Detecting spatial variations of erythrocytes by ultrasound backscattering statistical parameters under pulsatile flow

Abstract

The echogenicity of whole blood is known to vary during the flow cycle under pulsatile flow both in vitro and in vivo. However, the fundamental underlying mechanisms remain uncertain. The combined effects of flow acceleration and the shear rate were recently used to explain the cyclic variations of signals backscattered from flowing blood. However, testing this hypothesis requires determination of the spatial distributions of red blood cells (RBCs) in flowing blood. Recently, the Nakagami (m) and scaling (Ω) parameters have been used, respectively, to detect the spatial distributions of RBCs and the intensity of backscattering signal from blood under steady flow. For a better understanding of the relationship between the spatial distributions of RBCs and erythrocyte aggregation under pulsatile flow condition, these ultrasound backscattering statistical parameters were used, in this study, to characterize signals backscattered from both whole blood and RBC suspensions at different peak flow velocities (from 10 to 30 cm/s) and hematocrits (20% and 40%).
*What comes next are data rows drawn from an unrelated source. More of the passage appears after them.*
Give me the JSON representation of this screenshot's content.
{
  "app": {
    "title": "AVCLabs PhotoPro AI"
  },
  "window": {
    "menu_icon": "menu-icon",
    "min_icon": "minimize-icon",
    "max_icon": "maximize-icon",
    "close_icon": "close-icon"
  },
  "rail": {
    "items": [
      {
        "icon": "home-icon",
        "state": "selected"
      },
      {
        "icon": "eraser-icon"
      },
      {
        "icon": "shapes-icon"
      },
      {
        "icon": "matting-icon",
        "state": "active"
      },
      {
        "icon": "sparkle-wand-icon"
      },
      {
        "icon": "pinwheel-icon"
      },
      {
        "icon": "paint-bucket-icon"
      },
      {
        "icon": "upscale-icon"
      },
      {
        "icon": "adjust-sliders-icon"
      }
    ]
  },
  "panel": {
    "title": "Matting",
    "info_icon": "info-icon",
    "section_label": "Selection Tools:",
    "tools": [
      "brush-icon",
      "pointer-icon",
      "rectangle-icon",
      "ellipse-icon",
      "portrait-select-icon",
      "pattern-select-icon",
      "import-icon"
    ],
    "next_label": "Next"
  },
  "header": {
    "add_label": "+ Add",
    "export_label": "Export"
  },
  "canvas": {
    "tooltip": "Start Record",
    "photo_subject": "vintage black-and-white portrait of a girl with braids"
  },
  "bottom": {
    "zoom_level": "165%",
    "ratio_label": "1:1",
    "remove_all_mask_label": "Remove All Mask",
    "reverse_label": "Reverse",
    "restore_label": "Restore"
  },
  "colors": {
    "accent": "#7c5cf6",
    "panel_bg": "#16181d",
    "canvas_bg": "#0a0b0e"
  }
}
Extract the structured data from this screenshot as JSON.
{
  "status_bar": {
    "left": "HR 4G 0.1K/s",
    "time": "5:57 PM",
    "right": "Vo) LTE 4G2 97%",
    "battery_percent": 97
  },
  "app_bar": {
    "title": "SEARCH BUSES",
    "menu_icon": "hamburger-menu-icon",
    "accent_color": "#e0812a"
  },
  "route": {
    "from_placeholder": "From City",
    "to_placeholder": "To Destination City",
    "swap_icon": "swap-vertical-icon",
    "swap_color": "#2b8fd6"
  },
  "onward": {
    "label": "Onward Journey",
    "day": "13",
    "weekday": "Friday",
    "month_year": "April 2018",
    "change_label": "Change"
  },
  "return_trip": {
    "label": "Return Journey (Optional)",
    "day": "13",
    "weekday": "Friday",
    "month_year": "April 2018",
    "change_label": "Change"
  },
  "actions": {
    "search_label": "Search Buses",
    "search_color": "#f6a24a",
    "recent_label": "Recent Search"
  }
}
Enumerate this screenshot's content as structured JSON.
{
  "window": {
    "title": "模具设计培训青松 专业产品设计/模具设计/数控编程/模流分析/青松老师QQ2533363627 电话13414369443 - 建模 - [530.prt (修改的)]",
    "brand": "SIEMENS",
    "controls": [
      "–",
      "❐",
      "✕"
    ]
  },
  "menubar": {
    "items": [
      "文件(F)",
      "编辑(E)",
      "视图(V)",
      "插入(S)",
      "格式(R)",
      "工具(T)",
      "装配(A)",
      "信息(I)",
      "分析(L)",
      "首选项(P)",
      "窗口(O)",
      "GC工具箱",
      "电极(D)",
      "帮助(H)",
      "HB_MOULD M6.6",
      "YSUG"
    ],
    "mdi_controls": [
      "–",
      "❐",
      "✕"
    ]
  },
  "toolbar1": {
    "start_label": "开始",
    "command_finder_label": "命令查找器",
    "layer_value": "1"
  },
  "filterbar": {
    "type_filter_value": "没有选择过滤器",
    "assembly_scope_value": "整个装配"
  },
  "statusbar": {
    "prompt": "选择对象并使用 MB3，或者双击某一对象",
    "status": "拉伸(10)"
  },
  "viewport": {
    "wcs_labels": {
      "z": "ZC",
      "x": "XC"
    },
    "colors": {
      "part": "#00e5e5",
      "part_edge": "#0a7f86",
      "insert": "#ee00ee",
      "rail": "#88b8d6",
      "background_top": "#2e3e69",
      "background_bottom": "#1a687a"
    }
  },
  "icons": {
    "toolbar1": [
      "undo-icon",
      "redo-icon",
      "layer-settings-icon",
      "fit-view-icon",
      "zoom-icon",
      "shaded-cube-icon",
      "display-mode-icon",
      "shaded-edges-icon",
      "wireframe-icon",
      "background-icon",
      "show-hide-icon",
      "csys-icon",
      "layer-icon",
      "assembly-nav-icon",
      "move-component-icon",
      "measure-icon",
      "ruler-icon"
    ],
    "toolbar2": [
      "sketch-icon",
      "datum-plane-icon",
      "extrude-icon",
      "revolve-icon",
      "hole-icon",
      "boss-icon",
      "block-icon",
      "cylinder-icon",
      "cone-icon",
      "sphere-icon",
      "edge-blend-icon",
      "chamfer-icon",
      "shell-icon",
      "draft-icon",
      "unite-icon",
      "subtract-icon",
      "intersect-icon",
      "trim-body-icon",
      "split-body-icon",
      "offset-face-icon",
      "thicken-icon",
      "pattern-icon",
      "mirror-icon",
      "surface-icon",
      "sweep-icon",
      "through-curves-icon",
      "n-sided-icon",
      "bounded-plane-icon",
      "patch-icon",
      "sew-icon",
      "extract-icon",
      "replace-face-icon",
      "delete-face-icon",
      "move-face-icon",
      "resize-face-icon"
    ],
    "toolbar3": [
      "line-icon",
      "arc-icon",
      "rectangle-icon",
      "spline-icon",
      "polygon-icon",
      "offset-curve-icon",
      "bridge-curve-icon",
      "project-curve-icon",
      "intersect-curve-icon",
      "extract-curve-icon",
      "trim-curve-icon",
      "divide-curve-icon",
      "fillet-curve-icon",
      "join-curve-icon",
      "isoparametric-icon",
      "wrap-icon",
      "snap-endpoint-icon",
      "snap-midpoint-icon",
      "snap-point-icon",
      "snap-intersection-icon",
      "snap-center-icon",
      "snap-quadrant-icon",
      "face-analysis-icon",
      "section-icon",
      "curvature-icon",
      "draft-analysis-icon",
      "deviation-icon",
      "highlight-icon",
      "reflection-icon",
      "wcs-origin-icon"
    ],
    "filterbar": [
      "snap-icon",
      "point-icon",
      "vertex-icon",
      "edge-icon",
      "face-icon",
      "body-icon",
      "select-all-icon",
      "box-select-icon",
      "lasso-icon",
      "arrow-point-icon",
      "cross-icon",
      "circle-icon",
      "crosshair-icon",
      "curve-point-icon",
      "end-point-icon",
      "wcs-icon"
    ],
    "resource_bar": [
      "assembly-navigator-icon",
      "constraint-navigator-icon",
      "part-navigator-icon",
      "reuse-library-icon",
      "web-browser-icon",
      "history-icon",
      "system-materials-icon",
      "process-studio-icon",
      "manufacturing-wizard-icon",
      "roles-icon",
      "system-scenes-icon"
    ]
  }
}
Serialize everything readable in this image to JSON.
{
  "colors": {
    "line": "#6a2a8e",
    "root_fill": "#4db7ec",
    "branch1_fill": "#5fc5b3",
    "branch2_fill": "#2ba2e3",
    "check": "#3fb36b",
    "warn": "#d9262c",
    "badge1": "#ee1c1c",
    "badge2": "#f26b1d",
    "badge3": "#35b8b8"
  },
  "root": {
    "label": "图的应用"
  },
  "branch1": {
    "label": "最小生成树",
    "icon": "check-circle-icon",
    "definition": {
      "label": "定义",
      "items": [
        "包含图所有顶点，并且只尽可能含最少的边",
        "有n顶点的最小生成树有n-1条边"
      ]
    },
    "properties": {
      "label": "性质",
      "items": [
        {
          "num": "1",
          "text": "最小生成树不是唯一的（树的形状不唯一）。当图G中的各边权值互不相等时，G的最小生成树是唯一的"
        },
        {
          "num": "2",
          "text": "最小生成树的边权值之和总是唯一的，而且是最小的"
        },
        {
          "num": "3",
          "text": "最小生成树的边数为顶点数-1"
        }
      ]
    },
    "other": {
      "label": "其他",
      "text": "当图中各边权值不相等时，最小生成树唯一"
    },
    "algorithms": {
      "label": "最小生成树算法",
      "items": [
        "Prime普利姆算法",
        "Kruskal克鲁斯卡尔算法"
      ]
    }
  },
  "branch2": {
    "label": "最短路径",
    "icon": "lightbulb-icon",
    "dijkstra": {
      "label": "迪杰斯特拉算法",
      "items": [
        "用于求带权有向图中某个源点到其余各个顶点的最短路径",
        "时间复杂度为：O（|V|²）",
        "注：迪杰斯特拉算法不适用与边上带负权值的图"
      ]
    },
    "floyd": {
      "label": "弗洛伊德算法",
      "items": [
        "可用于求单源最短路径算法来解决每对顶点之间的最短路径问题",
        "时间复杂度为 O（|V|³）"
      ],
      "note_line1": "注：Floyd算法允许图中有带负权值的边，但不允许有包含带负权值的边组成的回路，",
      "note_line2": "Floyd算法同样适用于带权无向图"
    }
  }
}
The experiments were carried out by a 35-MHz ultrasound transducer. The m and Ω parameters were calculated for different blood properties and conditions, and the flow velocity in the center of blood flowing through a tube was measured synchronously. In whole blood, the results demonstrated that most RBCs were aggregated progressively toward the center of tube as the flow velocity started to accelerate, and that the increase in the intensity of the backscattered signal envelope to a maximum was attributable to larger rouleaux being formed in the center of tube. This phenomenon became apparent at a lower peak flow velocity with 40% hematocrit. However, there were no cyclic and spatial variations of the backscattering signal over a pulsatile cycle in RBC suspensions.